林越猛地回过神来,慌忙伸手去摸口袋里的手机,他要立刻联系阿寻,拜托吴海澄帮忙寻找言和裕。
可或许是因为过于激动,又或许是连日来的担忧耗尽了他的心力,他刚摸到手机,眼前便一阵发黑,猝不及防地晕了过去,手机啪地掉在地上,屏幕亮起,停留在和吴海澄的聊天界面。
接到林越的电话,在得知言和裕被陆川的人再次捉住时,吴海澄眉头紧锁,顿了许久,等对话另一边的林越感情缓和许久后,才疑惑地问道:“言和裕不是已经回亚特兰蒂斯了吗?怎么又被陆川的人抓住了?他什么时候回a市的?”
电话那头的林越早已泣不成声,面对吴海澄的一连串问题,他只能抽泣着重复:“我不知道,我真的不知道……我只知道言和裕现在肯定很危险,拜托你,吴少,求求你救救他!”
吴海澄向来公私分明。上次帮助言和裕和林越,一来是因为阿寻与他们交好,二来也是感念他们之前的互帮互助,算是礼尚往来。可这次不一样,从林越发来的照片来看,言和裕的处境已然凶多吉少。
照片删银色的鱼尾布满伤痕,鳞片脱落,画面触目惊心,再加上那些血迹模糊的一团不明物质,更是头皮发麻。
吴海澄脑海里飞速的开始算起,如果此时他为了营救言和裕与陆川彻底撕破脸面,陆川背后的势力绝不会善罢甘休,阿寻必然会被牵连。尤其是现在阿寻怀了孕,身体脆弱,根本经不起任何风波。万一出了什么状况,他承担不起这个后果。
所以,面对林越的哀求,吴海澄只能沉痛地回应:“林越,你别过于担心,我会立刻派人去调查言和裕的下落。但你也不要抱太多希望,从照片上看,言和裕这个样子,很有可能已经遭受了……”
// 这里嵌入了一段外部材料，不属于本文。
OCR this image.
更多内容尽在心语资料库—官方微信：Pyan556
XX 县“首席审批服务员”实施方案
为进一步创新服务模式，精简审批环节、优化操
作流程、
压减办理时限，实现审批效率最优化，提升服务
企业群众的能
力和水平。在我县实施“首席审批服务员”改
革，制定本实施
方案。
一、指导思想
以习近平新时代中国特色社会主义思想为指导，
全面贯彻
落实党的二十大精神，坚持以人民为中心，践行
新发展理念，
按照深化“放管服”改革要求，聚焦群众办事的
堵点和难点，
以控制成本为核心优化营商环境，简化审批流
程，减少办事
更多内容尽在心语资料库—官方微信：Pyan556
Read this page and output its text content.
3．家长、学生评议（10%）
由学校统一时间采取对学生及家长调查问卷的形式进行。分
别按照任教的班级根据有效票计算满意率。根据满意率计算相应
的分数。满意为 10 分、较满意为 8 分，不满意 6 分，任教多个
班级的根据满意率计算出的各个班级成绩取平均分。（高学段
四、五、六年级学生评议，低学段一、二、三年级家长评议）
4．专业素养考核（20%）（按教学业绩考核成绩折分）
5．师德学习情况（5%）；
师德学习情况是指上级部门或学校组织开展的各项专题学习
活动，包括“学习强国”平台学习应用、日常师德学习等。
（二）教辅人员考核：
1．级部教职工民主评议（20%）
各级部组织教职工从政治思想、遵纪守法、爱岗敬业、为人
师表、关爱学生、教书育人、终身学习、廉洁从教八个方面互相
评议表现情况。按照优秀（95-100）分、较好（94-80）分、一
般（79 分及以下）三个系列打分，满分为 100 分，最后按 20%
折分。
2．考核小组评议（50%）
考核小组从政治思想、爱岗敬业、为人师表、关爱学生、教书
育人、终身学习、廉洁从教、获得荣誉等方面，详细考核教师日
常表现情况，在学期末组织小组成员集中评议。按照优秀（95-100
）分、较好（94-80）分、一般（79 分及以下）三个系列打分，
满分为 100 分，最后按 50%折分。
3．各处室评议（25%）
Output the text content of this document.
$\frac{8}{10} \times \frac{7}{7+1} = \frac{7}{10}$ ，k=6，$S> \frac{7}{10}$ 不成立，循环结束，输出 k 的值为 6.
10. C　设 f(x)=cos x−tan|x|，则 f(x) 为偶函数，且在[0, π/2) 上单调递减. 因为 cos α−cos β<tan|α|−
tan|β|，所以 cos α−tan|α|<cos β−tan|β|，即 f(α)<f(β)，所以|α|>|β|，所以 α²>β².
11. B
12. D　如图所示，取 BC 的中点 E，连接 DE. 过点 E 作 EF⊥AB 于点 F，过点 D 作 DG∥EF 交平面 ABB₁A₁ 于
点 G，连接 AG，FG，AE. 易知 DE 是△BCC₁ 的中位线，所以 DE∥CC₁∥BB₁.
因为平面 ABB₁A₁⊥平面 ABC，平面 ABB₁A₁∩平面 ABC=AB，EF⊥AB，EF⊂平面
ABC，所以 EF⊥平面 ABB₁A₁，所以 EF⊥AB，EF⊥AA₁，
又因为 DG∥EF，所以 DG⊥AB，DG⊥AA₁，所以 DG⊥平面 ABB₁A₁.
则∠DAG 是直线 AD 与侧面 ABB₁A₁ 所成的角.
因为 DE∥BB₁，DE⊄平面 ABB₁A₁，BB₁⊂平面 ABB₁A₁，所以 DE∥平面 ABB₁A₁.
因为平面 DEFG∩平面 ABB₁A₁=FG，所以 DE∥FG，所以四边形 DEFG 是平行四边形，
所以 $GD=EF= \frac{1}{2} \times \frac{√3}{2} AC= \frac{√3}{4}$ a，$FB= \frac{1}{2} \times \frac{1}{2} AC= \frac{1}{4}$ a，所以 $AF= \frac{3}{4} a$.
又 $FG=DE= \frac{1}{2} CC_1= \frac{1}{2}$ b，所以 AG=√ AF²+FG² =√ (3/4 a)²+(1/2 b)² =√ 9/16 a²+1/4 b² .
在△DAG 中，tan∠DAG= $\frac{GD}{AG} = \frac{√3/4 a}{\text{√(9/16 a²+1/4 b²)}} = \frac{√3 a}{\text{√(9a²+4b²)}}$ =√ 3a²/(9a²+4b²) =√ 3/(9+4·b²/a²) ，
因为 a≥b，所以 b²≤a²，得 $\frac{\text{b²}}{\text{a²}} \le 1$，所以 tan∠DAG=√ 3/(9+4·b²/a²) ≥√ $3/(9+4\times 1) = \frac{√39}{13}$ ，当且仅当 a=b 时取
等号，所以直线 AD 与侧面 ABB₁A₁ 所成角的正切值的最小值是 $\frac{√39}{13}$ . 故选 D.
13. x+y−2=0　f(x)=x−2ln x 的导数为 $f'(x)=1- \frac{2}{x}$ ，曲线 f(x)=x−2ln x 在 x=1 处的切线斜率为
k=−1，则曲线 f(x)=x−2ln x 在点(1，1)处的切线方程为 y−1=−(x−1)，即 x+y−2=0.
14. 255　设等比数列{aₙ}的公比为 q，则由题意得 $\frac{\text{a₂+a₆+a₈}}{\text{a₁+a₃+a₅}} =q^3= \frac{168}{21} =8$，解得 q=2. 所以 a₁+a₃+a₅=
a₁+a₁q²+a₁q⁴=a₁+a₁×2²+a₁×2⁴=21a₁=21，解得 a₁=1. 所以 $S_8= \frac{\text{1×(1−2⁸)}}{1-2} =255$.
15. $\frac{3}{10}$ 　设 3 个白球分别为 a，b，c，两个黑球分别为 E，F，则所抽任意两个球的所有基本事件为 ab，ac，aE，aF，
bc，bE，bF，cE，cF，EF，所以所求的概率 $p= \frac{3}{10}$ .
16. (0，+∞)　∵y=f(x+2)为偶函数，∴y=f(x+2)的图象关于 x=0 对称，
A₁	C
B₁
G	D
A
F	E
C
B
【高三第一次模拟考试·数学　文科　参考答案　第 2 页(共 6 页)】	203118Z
后面的话,吴海澄实在说不出口,可电话那头的林越,已经瞬间明白了他的意思。
“我知道了。”林越的声音带着浓重的鼻音,透着绝望的平静,“吴少,你能愿意帮我,我已经感激不尽了。只不过言和裕那边,劳烦你一定要尽力将他救出来,不管是死是活,我都想再见到他最后一面。”
“我知道了。”吴海澄沉声道,“但你也要答应我一个要求,关于言和裕的事情,你最好不要告诉阿寻。他现在的身体状况,根本承受不了这种刺激。等到阿寻成功做完手术,取出人鱼卵,我会召集所有人手全力寻找言和裕。到时候,如果他还在,我会安排你们两个去一个没人认识的地方,安稳度日。”
“谢谢您,吴少,真的谢谢您……”林越的声音哽咽着,满是感激。
挂断电话,吴海澄独自坐在书房里,目光投向墙壁的另一侧。阿寻就在隔壁房间,不知道在摆弄什么,偶尔传来轻微的响动。
吴海澄的心里瞬间被忧愁填满。这个时候陆川的人对言和裕下手,很难排除他背后的势力已经急不可耐,想要大肆抓捕人鱼。
人鱼这种生物,说来也奇怪。自古以来,从欧洲首次有记载以来,贵族们就以捕食人鱼为乐,甚至将他们的肉切成片,混入生鱼片之中高价售卖。
当然,这些人鱼的肉并非徒有虚名,而是真的具有抗衰老、抵御疾病的神奇功效。也正因如此,人鱼被冠上了神秘的色彩,引来无数科学家前赴后继地研究,企图破解他们的基因密码。
而陆川的研究方向尤为特殊,他在人鱼的一段基因序列中,发现了他们竟然具有抗癌的能力。如果能彻底破解这种能力,或许就能解救无数受癌症折磨的患者。虽然他的出发点看似是为了人类,但这种以灭绝其他物种为代价的方式,绝不可能被大众所接纳。可一旦他研究成功,人类对他的风评必然会两极反转。
人类自古就是自私虚伪的,这一点,即便吴海城自己就是人类,也深知这是刻在骨子里的劣根性,不可磨灭。
可阿寻怎么办?如果让他知道自己对言和裕见死不救,他会不会怪罪自己?
他现在满心满眼只想保护阿寻。万一将人手撤出去寻找言和裕,导致阿寻的消息暴露,后果不堪设想。尤其是陆川的人现在还不知道阿寻怀孕的事情,若是让他们知晓,以阿寻如今的状态,绝对会成为他们眼中最完美的实验材料,他们一定会想尽办法将阿寻掳走。
吴海澄仰头靠在椅背上,目光盯着头顶的水晶吊灯,陷入了深深的沉思。
风声
那京和帕雅这段时间已经在a市的多个角落释放了人鱼特有的声波,可始终没有收到阿寻的回应。
两人都一度怀疑,是不是达鲁大祭司记错了位置,或是那条叫言和裕的人鱼随口编造了信息。可转念一想,这个世界上和阿寻长得一模一样的人鱼并不多见,而且人鱼对同类的感知绝不会出错,怎么可能认错呢?
“如果阿寻还活着,为什么不给我们回应呢?”帕雅忍不住说出了心里的担忧,瘫坐在人来人往的马路牙子上。
听到她的话,那京动作一顿,眉头紧锁:“你胡说什么呢?这句话收回去!阿寻一定没事。他可能是去了别的城市,毕竟我们从亚特兰蒂斯来到这里已经过去十多天了,怎么能肯定他一直待在a市?要不我们去周边城市再找找?”